Although this condition is typically self-limiting, treatment helps reduce the length and severity of the disorder. There are several remedies that doctors can employ, including:
- NSAIDs: Non-steroidal anti-inflammatory medications such as aspirin, acetaminophen, and ibuprofen are often effective in relieving the pain and swelling associated with adhesive capsulitis.
- Corticosteroid injections: This remedy is frequently employed to reduce both pain and swelling when NSAIDs are not effective. Although corticosteroids are generally effective in controlling pain and inflammation, it may take several days to ease the pain.
- Physical therapy: Stretching and toning the shoulder area can help to improve shoulder mobility and reduce pain.
- Physical manipulation: This procedure, performed under anesthesia, helps to stretch tight tissues and break up scar tissue, thereby restoring mobility.
- Surgery: For particularly severe or stubborn cases of frozen shoulder, shoulder arthroscopy may be recommended. This surgical procedure restores motion to the shoulder by severing tightened ligaments and removing scar tissue.
- Treating underlying conditions: Diabetes, menopause, and thyroid disorders are all risk factors for developing adhesive capsulitis. Treating these underlying ailments is likely to improve the outcome.
Prognosis
Without treatment, most people with adhesive capsulitis or a menopausal frozen shoulder see full or partial recovery within two years. Treatment, especially early treatment, can significantly reduce that timeframe, sometimes cutting it in half. Once recovered, experiencing a relapse in the same shoulder is rare. Experiencing a frozen shoulder on the opposite side is more commonly seen.
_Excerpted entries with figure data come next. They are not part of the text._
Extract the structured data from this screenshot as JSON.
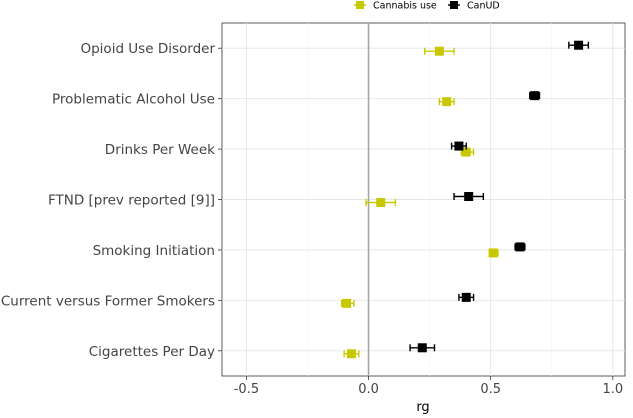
{
  "chart_data": {
    "type": "scatter",
    "subtype": "forest-plot-with-error-bars",
    "xlabel": "rg",
    "ylabel": "",
    "xlim": [
      -0.6,
      1.05
    ],
    "xticks": [
      -0.5,
      0.0,
      0.5,
      1.0
    ],
    "xtick_labels": [
      "-0.5",
      "0.0",
      "0.5",
      "1.0"
    ],
    "reference_line_x": 0.0,
    "grid": true,
    "legend_position": "top-right",
    "categories": [
      "Opioid Use Disorder",
      "Problematic Alcohol Use",
      "Drinks Per Week",
      "FTND [prev reported [9]]",
      "Smoking Initiation",
      "Current versus Former Smokers",
      "Cigarettes Per Day"
    ],
    "series": [
      {
        "name": "Cannabis use",
        "color": "#c8c800",
        "values": [
          0.29,
          0.32,
          0.4,
          0.05,
          0.51,
          -0.09,
          -0.07
        ],
        "lower": [
          0.23,
          0.29,
          0.38,
          -0.01,
          0.5,
          -0.11,
          -0.1
        ],
        "upper": [
          0.35,
          0.35,
          0.43,
          0.11,
          0.53,
          -0.06,
          -0.04
        ]
      },
      {
        "name": "CanUD",
        "color": "#000000",
        "values": [
          0.86,
          0.68,
          0.37,
          0.41,
          0.62,
          0.4,
          0.22
        ],
        "lower": [
          0.82,
          0.66,
          0.34,
          0.35,
          0.6,
          0.37,
          0.17
        ],
        "upper": [
          0.9,
          0.7,
          0.4,
          0.47,
          0.64,
          0.43,
          0.27
        ]
      }
    ]
  }
}
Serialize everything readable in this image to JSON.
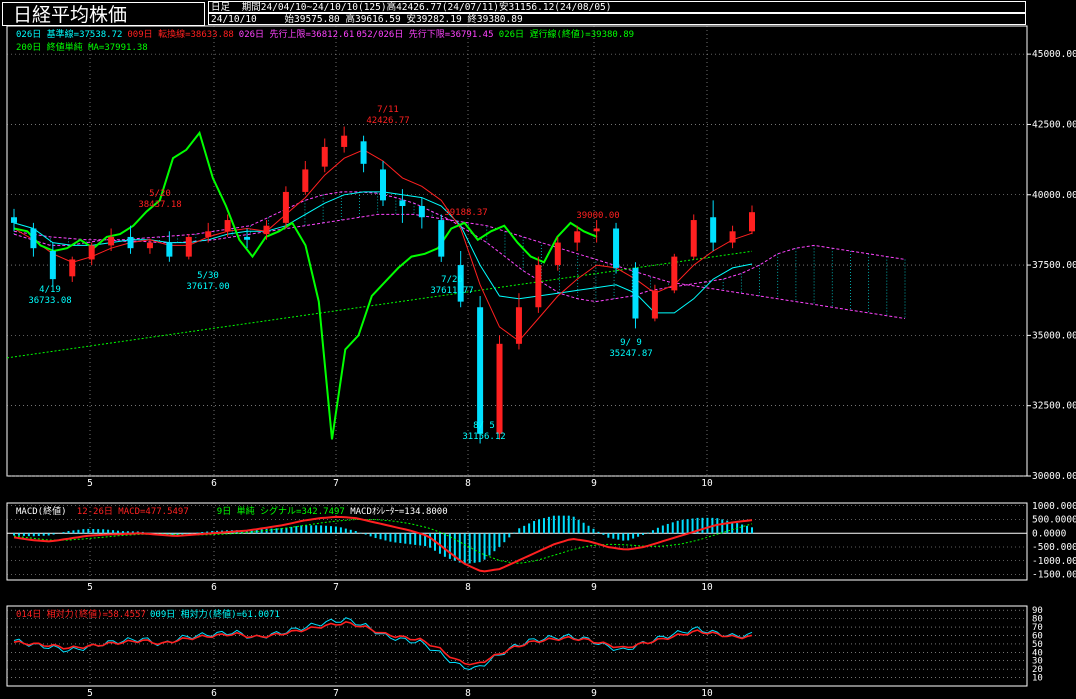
{
  "header": {
    "title": "日経平均株価",
    "chart_type_label": "日足",
    "period_line": "期間24/04/10~24/10/10(125)高42426.77(24/07/11)安31156.12(24/08/05)",
    "date": "24/10/10",
    "ohlc_line": "始39575.80 高39616.59 安39282.19 終39380.89"
  },
  "legends": {
    "ichimoku_1": [
      {
        "text": "026日 基準線=37538.72",
        "color": "#00ffff"
      },
      {
        "text": "009日 転換線=38633.88",
        "color": "#ff2020"
      },
      {
        "text": "026日 先行上限=36812.61",
        "color": "#ff44ff"
      },
      {
        "text": "052/026日 先行下限=36791.45",
        "color": "#ff44ff"
      },
      {
        "text": "026日 遅行線(終値)=39380.89",
        "color": "#00ff00"
      }
    ],
    "ichimoku_2": [
      {
        "text": "200日 終値単純 MA=37991.38",
        "color": "#00ff00"
      }
    ],
    "macd": [
      {
        "text": "MACD(終値)",
        "color": "#ffffff"
      },
      {
        "text": "12-26日 MACD=477.5497",
        "color": "#ff2020"
      },
      {
        "text": "9日 単純 シグナル=342.7497",
        "color": "#00ff00"
      },
      {
        "text": "MACDｵｼﾚｰﾀｰ=134.8000",
        "color": "#ffffff"
      }
    ],
    "rsi": [
      {
        "text": "014日 相対力(終値)=58.4557",
        "color": "#ff2020"
      },
      {
        "text": "009日 相対力(終値)=61.0071",
        "color": "#00ffff"
      }
    ]
  },
  "annotations": [
    {
      "lines": [
        "4/19",
        "36733.08"
      ],
      "color": "#00ffff"
    },
    {
      "lines": [
        "5/20",
        "38437.18"
      ],
      "color": "#ff2020"
    },
    {
      "lines": [
        "5/30",
        "37617.00"
      ],
      "color": "#00ffff"
    },
    {
      "lines": [
        "7/11",
        "42426.77"
      ],
      "color": "#ff2020"
    },
    {
      "lines": [
        "39188.37"
      ],
      "color": "#ff2020"
    },
    {
      "lines": [
        "7/26",
        "37611.77"
      ],
      "color": "#00ffff"
    },
    {
      "lines": [
        "8/ 5",
        "31156.12"
      ],
      "color": "#00ffff"
    },
    {
      "lines": [
        "39000.00"
      ],
      "color": "#ff2020"
    },
    {
      "lines": [
        "9/ 9",
        "35247.87"
      ],
      "color": "#00ffff"
    }
  ],
  "chart_data": [
    {
      "type": "candlestick",
      "panel": "price",
      "ylim": [
        30000,
        46000
      ],
      "yticks": [
        "45000.00",
        "42500.00",
        "40000.00",
        "37500.00",
        "35000.00",
        "32500.00",
        "30000.00"
      ],
      "xticks": [
        "5",
        "6",
        "7",
        "8",
        "9",
        "10"
      ],
      "ohlc_sampled": [
        [
          39200,
          39500,
          38700,
          39000
        ],
        [
          38800,
          39000,
          37800,
          38100
        ],
        [
          38000,
          38300,
          36733,
          37000
        ],
        [
          37100,
          37800,
          36900,
          37700
        ],
        [
          37700,
          38300,
          37500,
          38200
        ],
        [
          38200,
          38800,
          38000,
          38500
        ],
        [
          38500,
          38900,
          37900,
          38100
        ],
        [
          38100,
          38437,
          37900,
          38300
        ],
        [
          38300,
          38700,
          37617,
          37800
        ],
        [
          37800,
          38600,
          37700,
          38500
        ],
        [
          38500,
          39000,
          38300,
          38700
        ],
        [
          38700,
          39300,
          38500,
          39100
        ],
        [
          38500,
          38800,
          38100,
          38400
        ],
        [
          38600,
          39100,
          38400,
          38900
        ],
        [
          39000,
          40300,
          38800,
          40100
        ],
        [
          40100,
          41200,
          40000,
          40900
        ],
        [
          41000,
          42000,
          40800,
          41700
        ],
        [
          41700,
          42426,
          41500,
          42100
        ],
        [
          41900,
          42100,
          40800,
          41100
        ],
        [
          40900,
          41200,
          39600,
          39800
        ],
        [
          39800,
          40200,
          39000,
          39600
        ],
        [
          39600,
          39900,
          38800,
          39200
        ],
        [
          39100,
          39300,
          37611,
          37800
        ],
        [
          37500,
          38000,
          36000,
          36200
        ],
        [
          36000,
          36400,
          31156,
          31500
        ],
        [
          31500,
          35000,
          31300,
          34700
        ],
        [
          34700,
          36500,
          34500,
          36000
        ],
        [
          36000,
          37800,
          35800,
          37500
        ],
        [
          37500,
          38500,
          37300,
          38300
        ],
        [
          38300,
          38900,
          38000,
          38700
        ],
        [
          38700,
          39100,
          38300,
          38800
        ],
        [
          38800,
          39000,
          37200,
          37400
        ],
        [
          37400,
          37600,
          35247,
          35600
        ],
        [
          35600,
          36800,
          35500,
          36600
        ],
        [
          36600,
          37900,
          36500,
          37800
        ],
        [
          37800,
          39300,
          37700,
          39100
        ],
        [
          39200,
          39800,
          38000,
          38300
        ],
        [
          38300,
          38900,
          38100,
          38700
        ],
        [
          38700,
          39616,
          38600,
          39380
        ]
      ],
      "series": [
        {
          "name": "026日 基準線",
          "last": 37538.72,
          "color": "#00ffff"
        },
        {
          "name": "009日 転換線",
          "last": 38633.88,
          "color": "#ff2020"
        },
        {
          "name": "026日 先行上限",
          "last": 36812.61,
          "color": "#ff44ff"
        },
        {
          "name": "052/026日 先行下限",
          "last": 36791.45,
          "color": "#ff44ff"
        },
        {
          "name": "026日 遅行線(終値)",
          "last": 39380.89,
          "color": "#00ff00"
        },
        {
          "name": "200日 終値単純 MA",
          "last": 37991.38,
          "color": "#00ff00"
        }
      ]
    },
    {
      "type": "bar",
      "panel": "macd",
      "ylim": [
        -1700,
        1100
      ],
      "yticks": [
        "1000.000",
        "500.0000",
        "0.0000",
        "-500.000",
        "-1000.00",
        "-1500.00"
      ],
      "xticks": [
        "5",
        "6",
        "7",
        "8",
        "9",
        "10"
      ],
      "macd_sampled": [
        -150,
        -250,
        -300,
        -200,
        -100,
        -50,
        -30,
        0,
        -50,
        -100,
        -50,
        0,
        50,
        100,
        200,
        300,
        450,
        550,
        600,
        550,
        400,
        250,
        100,
        -100,
        -600,
        -1100,
        -1400,
        -1300,
        -1000,
        -700,
        -400,
        -200,
        -300,
        -500,
        -600,
        -500,
        -300,
        -100,
        100,
        300,
        400,
        477
      ],
      "signal_sampled": [
        -100,
        -180,
        -250,
        -250,
        -200,
        -140,
        -80,
        -40,
        -30,
        -50,
        -60,
        -50,
        -20,
        30,
        100,
        180,
        270,
        370,
        450,
        500,
        500,
        450,
        350,
        200,
        -50,
        -400,
        -750,
        -1000,
        -1100,
        -1000,
        -800,
        -600,
        -450,
        -400,
        -420,
        -470,
        -470,
        -400,
        -250,
        -50,
        150,
        342
      ]
    },
    {
      "type": "line",
      "panel": "rsi",
      "ylim": [
        0,
        95
      ],
      "yticks": [
        "90",
        "80",
        "70",
        "60",
        "50",
        "40",
        "30",
        "20",
        "10"
      ],
      "xticks": [
        "5",
        "6",
        "7",
        "8",
        "9",
        "10"
      ],
      "rsi14_sampled": [
        52,
        50,
        48,
        45,
        47,
        50,
        52,
        54,
        50,
        55,
        58,
        60,
        62,
        58,
        60,
        64,
        68,
        72,
        75,
        70,
        62,
        58,
        55,
        45,
        30,
        25,
        35,
        45,
        52,
        55,
        57,
        55,
        50,
        45,
        50,
        55,
        60,
        65,
        62,
        58,
        58.46
      ],
      "rsi9_sampled": [
        54,
        49,
        46,
        42,
        46,
        51,
        54,
        56,
        49,
        57,
        60,
        62,
        64,
        57,
        61,
        66,
        71,
        76,
        79,
        72,
        60,
        55,
        52,
        40,
        25,
        20,
        33,
        46,
        54,
        57,
        59,
        56,
        48,
        42,
        50,
        57,
        63,
        68,
        63,
        59,
        61.01
      ]
    }
  ]
}
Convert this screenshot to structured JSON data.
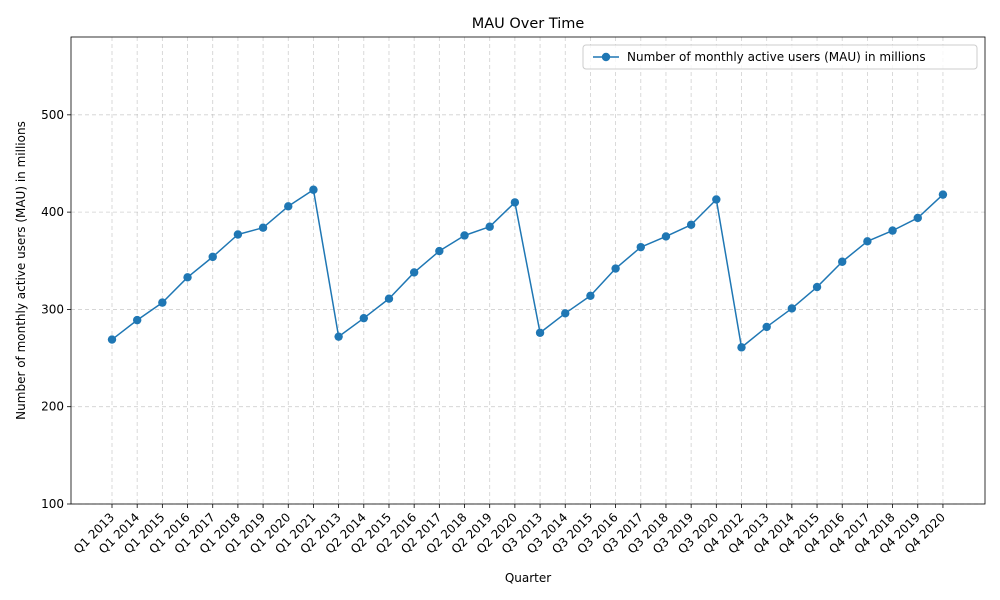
{
  "chart_data": {
    "type": "line",
    "title": "MAU Over Time",
    "xlabel": "Quarter",
    "ylabel": "Number of monthly active users (MAU) in millions",
    "ylim": [
      100,
      580
    ],
    "yticks": [
      100,
      200,
      300,
      400,
      500
    ],
    "grid": true,
    "legend_position": "top-right",
    "categories": [
      "Q1 2013",
      "Q1 2014",
      "Q1 2015",
      "Q1 2016",
      "Q1 2017",
      "Q1 2018",
      "Q1 2019",
      "Q1 2020",
      "Q1 2021",
      "Q2 2013",
      "Q2 2014",
      "Q2 2015",
      "Q2 2016",
      "Q2 2017",
      "Q2 2018",
      "Q2 2019",
      "Q2 2020",
      "Q3 2013",
      "Q3 2014",
      "Q3 2015",
      "Q3 2016",
      "Q3 2017",
      "Q3 2018",
      "Q3 2019",
      "Q3 2020",
      "Q4 2012",
      "Q4 2013",
      "Q4 2014",
      "Q4 2015",
      "Q4 2016",
      "Q4 2017",
      "Q4 2018",
      "Q4 2019",
      "Q4 2020"
    ],
    "series": [
      {
        "name": "Number of monthly active users (MAU) in millions",
        "color": "#1f77b4",
        "values": [
          269,
          289,
          307,
          333,
          354,
          377,
          384,
          406,
          423,
          272,
          291,
          311,
          338,
          360,
          376,
          385,
          410,
          276,
          296,
          314,
          342,
          364,
          375,
          387,
          413,
          261,
          282,
          301,
          323,
          349,
          370,
          381,
          394,
          418
        ]
      }
    ]
  }
}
Many of those afflicted with frozen shoulder see a full recovery, but nearly as many report ongoing symptoms at a significantly reduced level. A small percentage of individuals experience persistent pain and loss of movement without a significant reduction in intensity.
Preventing Frozen Shoulder
Risk factors such as genetics or Parkinson’s disease may not be under our control, so prevention is not always possible. Still, there are some things we can do to reduce our chances of developing this disorder. After surgery or injury to the arms or shoulders, regular stretching exercises supervised by a medical professional may help to keep the shoulders limber. Those who have underlying conditions such as diabetes or thyroid disorders may also be able to ward off a frozen shoulder by keeping the underlying condition under control.
Certain nutritional changes, such as reducing carbohydrate and saturated fat intake and eating more omega-3 fatty acids, will also help reduce the chances of developing this condition. Regularly adding anti-inflammatory spices like ginger and turmeric to your recipes may also help prevent the formation of this ailment by preventing inflammation throughout the body.
If you develop symptoms that might signal adhesive capsulitis, contact your physician as soon as possible. They will be able to run the tests required to rule out other conditions and guide you on your path to healing. Given time, this condition may resolve itself on its own. However, medical treatment and guidance will help to reduce pain and shorten the duration.